Bellissima made her return to the Bellagio Conservatory’s annual holiday display this month, a main figure in one of the seasonal feats of four-dimensional artistry and horticultural engineering for which the Strip resort is known as much as its dancing fountains and the canopy of hand-blown flowers hanging over the lobby.

This year’s theme is “Hopeful Holidays” and the details are impeccable and infinite, from the gilded sesame seeds affixed to the queen’s chariot wheels and the 14,000 hand-strung Swarovski crystals on the topper of the centerpiece 42-foot live fir. There are also hand-painted swirls of the larger-than-life finial ornaments surrounding the 20-foot-tall Bellissima and the brocade finish of her snow-white hoop skirt that spreads 14 feet in diameter.

“This is an automation-free zone right here,” said conservatory manager Leslie Baeckeroot. 

Typically, the conservatory can be accessed from multiple entry points, but pandemic-driven physical distancing protocols now funnel guests through a single entry with maroon velvet ropes on stanchions lining a path. On the plus side, this makes the experience feel more exclusive, Baeckeroot said. It slows down the flow, allows visitors to take in the details that the Bellagio team worked six months nurturing and snap photos with less-obstructed views. It also lets guests see the story in linear order. 

And there is a story, and it goes like this, explains conservatory designer Ed Libby: Bellissima is emerging from an enchanted forest to journey to the Bellagio. Cardinals, her forest neighbors, twitter out of a Faberge egg and polar bears wave with giant paws of ruffled white carnations. Troubadours with glittery bugles flank her walk-through carriage, lined with plush, tufted velvet and pulled by horses in feathered headdresses. A cozy living room, with fireplace, playful puppy and whimsical elves, awaits. The warm color palette of reds, golds and silvers offers a different experience by day and night, Libby said.

The cardinals represent hope and health, and the egg, rebirth, said Baeckeroot. Meanwhile, the carpets of poinsettias carry a tradition from their native Mexico of children laying weeds at altars, where the weeds miraculously become flowers, Libby said.

For the designer, now in his fifth year at the Bellagio, it’s rewarding “to be able to design something and have a team execute it so flawlessly.”

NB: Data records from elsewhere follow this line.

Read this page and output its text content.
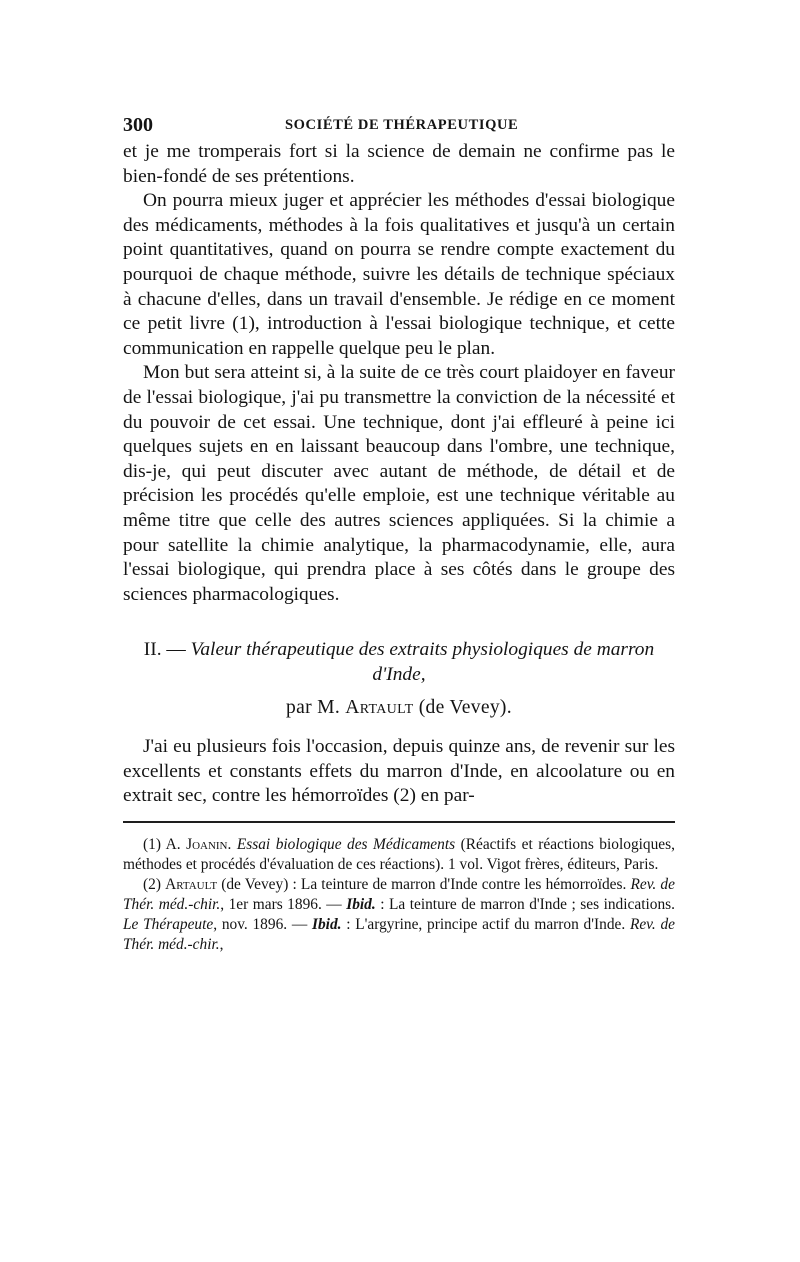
300	SOCIÉTÉ DE THÉRAPEUTIQUE

et je me tromperais fort si la science de demain ne confirme pas le bien-fondé de ses prétentions.

On pourra mieux juger et apprécier les méthodes d'essai biologique des médicaments, méthodes à la fois qualitatives et jusqu'à un certain point quantitatives, quand on pourra se rendre compte exactement du pourquoi de chaque méthode, suivre les détails de technique spéciaux à chacune d'elles, dans un travail d'ensemble. Je rédige en ce moment ce petit livre (1), introduction à l'essai biologique technique, et cette communication en rappelle quelque peu le plan.

Mon but sera atteint si, à la suite de ce très court plaidoyer en faveur de l'essai biologique, j'ai pu transmettre la conviction de la nécessité et du pouvoir de cet essai. Une technique, dont j'ai effleuré à peine ici quelques sujets en en laissant beaucoup dans l'ombre, une technique, dis-je, qui peut discuter avec autant de méthode, de détail et de précision les procédés qu'elle emploie, est une technique véritable au même titre que celle des autres sciences appliquées. Si la chimie a pour satellite la chimie analytique, la pharmacodynamie, elle, aura l'essai biologique, qui prendra place à ses côtés dans le groupe des sciences pharmacologiques.

II. — Valeur thérapeutique des extraits physiologiques de marron
d'Inde,
par M. Artault (de Vevey).

J'ai eu plusieurs fois l'occasion, depuis quinze ans, de revenir sur les excellents et constants effets du marron d'Inde, en alcoolature ou en extrait sec, contre les hémorroïdes (2) en par-

(1) A. Joanin. Essai biologique des Médicaments (Réactifs et réactions biologiques, méthodes et procédés d'évaluation de ces réactions). 1 vol. Vigot frères, éditeurs, Paris.

(2) Artault (de Vevey) : La teinture de marron d'Inde contre les hémorroïdes. Rev. de Thér. méd.-chir., 1er mars 1896. — Ibid. : La teinture de marron d'Inde ; ses indications. Le Thérapeute, nov. 1896. — Ibid. : L'argyrine, principe actif du marron d'Inde. Rev. de Thér. méd.-chir.,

The tiara-wearing mother and daughter bears leading Bellissima out of the forest get their flowers individually touched up daily; over the display’s monthlong run, these two bears alone will go through 70,000 fresh-cut carnations, Baeckeroot said.

“That area really smells like fresh-cut carnations over there — cinnamon, it’s wonderful,” she said.

The main grand tree and the 25 smaller lighted firs around the conservatory perimeter came from Mount Shasta in Northern California. The trees’ farm survived threats from California’s many recent wildfires before being shipped to Las Vegas, where the main tree alone is adorned with 7,000 white lights and 2,500 ornaments.

Mother and daughter Flo and Linda Day, both Las Vegas residents, marveled at every scene.

“I think the candy cane columns are incredible,” said Linda, 61.

“It’s fabulous,” said Flo, 80. “It’s unbelievable.”

The Christmas display will come down Jan. 9 and Lunar New Year scenes will go up immediately. There is always a display, and lucky passersby can see the work happen in real time during six-day windows between shows, when a crew is arranging the figures, trees and flowers 24 hours a day.